Jonathan Edwards
Senior Member (Voting Rights)
Why should the onus be on us to use the precisely correct term to prove we are good little patients and not hysterical secondary gain seekers?
I think that is an unhelpful way of seeing the argument.
Firstly, I am suggesting that when trying to persuade the medical profession to show some interest and support it is sensible to use a term that might have a chance of being taken seriously - simply because otherwise you are cutting off your nose to spite your own face.
Secondly, the reason for using ME/CFS is not about kowtowing to anyone. It is about signalling that the user understands that what is being discussed is a syndrome and not a 'neurological disease'. There is no neurological disease resembling the Royal Free epidemic around now. There may be some other disease that was also triggered in the RF cases.

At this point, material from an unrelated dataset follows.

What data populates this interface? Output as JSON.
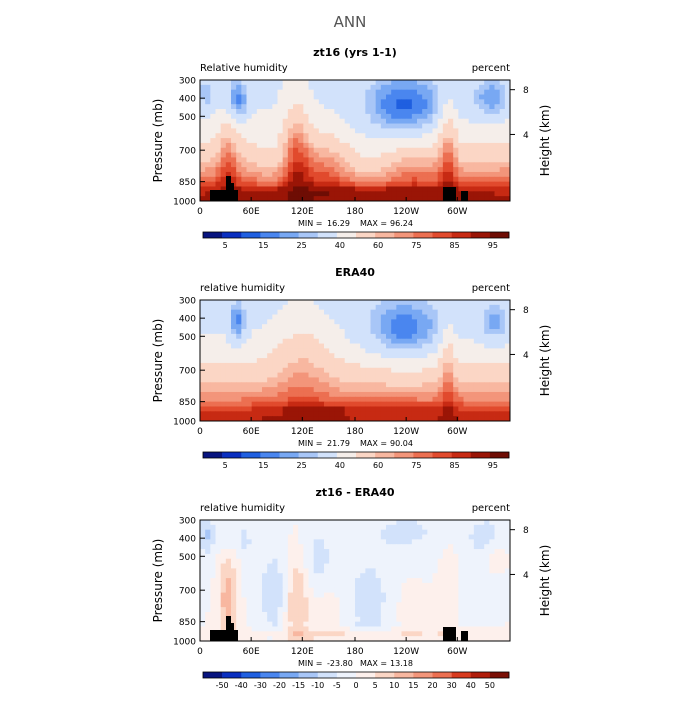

Everyone here is aware that the medical and scientific communities have made a complete mess of ME/CFS. Why hang on to a confusion about encephalitis that is part and parcel of that mess? The S4ME community has argued itself out of that mess and has established a level of debate that gets beyond such confusions. The science is about teasing out the processes responsible for a clearly defined syndrome centred on a delayed and persistent exertion intolerance. Even Ramsay's idea of chronic ME, although similar, seems to have been wrong in the detail of fatiguability and flavoured by a belief in muscle abnormalities that have never been confirmed.
SEID was a nice idea but for me suffers from using 'systemic', which means nothing useful, and 'disease', which generates a confusion between cause and effect. When we have some understanding of a cause we can call it a disease. Until then we have an effect - a syndrome.